わが人生

 一町ほど向こうをふらふらした足取りで家の方に入っていくHさんの姿が見えた。ぼくはランを連れた早朝のウォーキングの帰り道、Hさんは畑を見回って家に戻るところだ。それにしてもフラフラしているな、変だな。
 H家に近づいて行くと、Hさんは道端の丸太に腰かけていた。どうもぼくの到着するのを待っていたかのようだ。
「賢治さん、おはようございます」
 Hさんの腰をおろしている横に、「南側の家に居ります」と書いた札がぶら下がっている。ぼくは賢治の羅須地人協会の建物にかけられていた「裏の畑に居ります」を思い出して、「賢治さん」とふざけて呼んだのだが、Hさんはそれには反応せず、
「あの日から夜眠れないでね。これから、ちょっと飲んでから寝ようかなと思うだ。朝まで眠れないで、頭の中でいろいろ思うんだね。昼と夜とひっくり返ってしもうたな。寝ていてもね、人間の脳は動いているだね。記憶もいろいろよみがえるんだね。」
 過去の記憶もぐるぐるめぐって出てくるし、いろんな欲望も現れてくるし、あの時のあれはどうの、この時のそれはどうの、思いが次から次へと出てくる。眠れない。
「煩悩がですねえ。」
とぼくが言う。
「寝ていても脳が活動するの、寝たくても寝られない、どうしたもんかねえ」
 昼夜が逆転したのは「あの日」から、妹さんが亡くなった日から後、不眠不休の状態が続いた。それが原因で、リズムが狂い、意識が錯綜し始めたのだ。
「睡眠が浅い時は、脳が活動していますねえ。過去が出てくる」
 長い人生も一瞬のことのように思えるが、その中で経験してきたこと、それに伴う悔恨や慙愧、自責の念が記憶の中によみがえる。Hさんは、ためらいもなくしゃべりつづけた。
「お釈迦さんも、悩んで悩んで、悩み苦しんで悟り、仏教を開かれました」
 ぼくがそう言うとHさんの顔がほころび、そこで話が終わった。
 Hさんと別れて、ランと足を速め、百メートルほど行ったところで、後から叫ぶ声が聞こえた。
「おーい、吉田さーん」
 振り返ると、Yさんだ。去年94歳で亡くなったおじいちゃん、戦時中特殊潜航艇、すなわち人間魚雷をつくる工場で働いていた人の息子。
「トマトあるかねえ」
「ああ、少しつくっています」
「冬瓜やモロッコいんげんはどうかねえ」
「いや、つくっていません」
「じゃ、もっていきましょ」
 引き返して、そこで少し会話し、「ありがとさん」といただいた袋を提げて帰ってきた。

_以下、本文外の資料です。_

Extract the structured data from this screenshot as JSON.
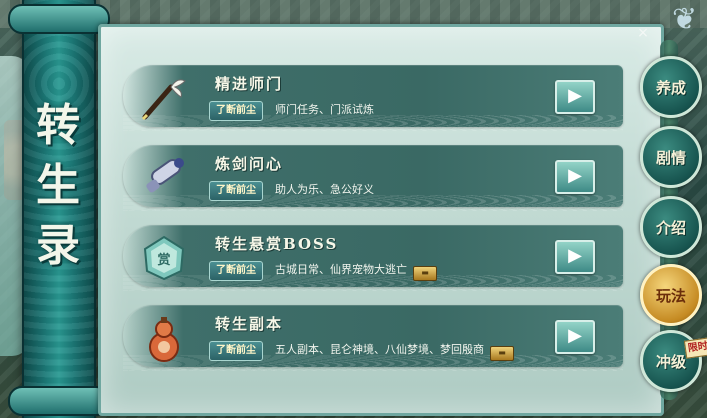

 図書館で星野道夫の「森に還る日」をぱらぱらと読んだ。20年ほど前、本屋で買って大切にしてきた星野の本が、いつのまにかぼくの身の回りから消えてなくなっていた。どこへ行ったんだろう。


 「森の主人公とは
 天空に向かって伸びる生者たちでなく
 養木となって次の世代を支える死者たちのような気さえしてくる。